Enza Cappuccio, 33 anni. Uccisa a Marano di Napoli il 16 gennaio 2012:
strangolata dal marito, cui è stato fornito un tentativo di alibi dalla piena collaborazione della famiglia.

Enza è giunta cadavere al Cardarelli di Napoli, con la messa in scena di un tentativo di soccorso.

Enza era cieca, aveva sei figli, soprattutto aveva solo 33 anni, tutti di maltrattamenti e sofferenze.

Nessuno si è accorto prima, nessuno poteva denunciare grazie ad un legge che demanda alla querela il perseguimento di un reato contro la persona.

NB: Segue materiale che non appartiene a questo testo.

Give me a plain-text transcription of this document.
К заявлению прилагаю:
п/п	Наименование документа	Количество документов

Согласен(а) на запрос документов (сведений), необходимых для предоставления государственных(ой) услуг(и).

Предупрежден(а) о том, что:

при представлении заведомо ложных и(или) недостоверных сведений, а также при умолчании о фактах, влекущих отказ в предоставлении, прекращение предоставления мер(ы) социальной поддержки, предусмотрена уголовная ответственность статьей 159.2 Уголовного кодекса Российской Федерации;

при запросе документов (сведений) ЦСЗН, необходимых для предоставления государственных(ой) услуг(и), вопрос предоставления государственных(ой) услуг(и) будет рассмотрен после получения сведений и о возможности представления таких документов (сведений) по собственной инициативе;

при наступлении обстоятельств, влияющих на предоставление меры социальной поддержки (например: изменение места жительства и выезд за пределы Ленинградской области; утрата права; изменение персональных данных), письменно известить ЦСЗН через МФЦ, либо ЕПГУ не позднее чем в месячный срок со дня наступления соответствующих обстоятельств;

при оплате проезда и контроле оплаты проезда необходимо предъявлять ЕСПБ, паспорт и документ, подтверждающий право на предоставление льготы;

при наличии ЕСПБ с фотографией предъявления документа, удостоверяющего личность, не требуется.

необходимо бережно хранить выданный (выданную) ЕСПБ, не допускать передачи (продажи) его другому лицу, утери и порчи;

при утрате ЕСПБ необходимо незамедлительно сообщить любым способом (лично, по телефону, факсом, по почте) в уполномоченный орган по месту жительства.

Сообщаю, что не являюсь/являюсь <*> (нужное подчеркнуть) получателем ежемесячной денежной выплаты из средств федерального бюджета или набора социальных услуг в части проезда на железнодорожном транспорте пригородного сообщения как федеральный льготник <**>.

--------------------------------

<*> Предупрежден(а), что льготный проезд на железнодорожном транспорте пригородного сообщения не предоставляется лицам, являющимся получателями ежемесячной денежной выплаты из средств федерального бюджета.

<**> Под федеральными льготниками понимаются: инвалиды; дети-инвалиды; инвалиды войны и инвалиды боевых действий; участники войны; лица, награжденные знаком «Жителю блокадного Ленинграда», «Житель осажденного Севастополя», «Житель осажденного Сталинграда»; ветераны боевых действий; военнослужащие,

Forse Enza avrebbe voluto, ma era materialmente cieca: la sua morte è il solito epilogo (l’ottavo in famiglia, e il decimo femminicidio tra i casi “riportati” dalla stampa nella prima metà del gennaio 2012), in un paese che ancora considera un’ opinione il male fatto alle donne. Enza era cieca davvero, ma molte donne continuano ad essere accecate dalla promessa di altre percosse, ammutolite dall’irrisione e dal ricatto dell’indigenza. Sono accecate non da se stesse ma dalla mancanza di sostegno, tacciono sperando di cavarsela di nuovo, e considerare il male meglio del peggio che si prospetta, in un paese che le vuole comunque a casa. Le botte e gli stupri sono il preludio alla morte, ma in qualche modo appaiono come un’alternativa.. Anche chi sta per essere rapinato tace sperando di scamparla. Ma in quel caso chi altro vede e non interviene, anche per la legge e non solo umanamente, commette un reato.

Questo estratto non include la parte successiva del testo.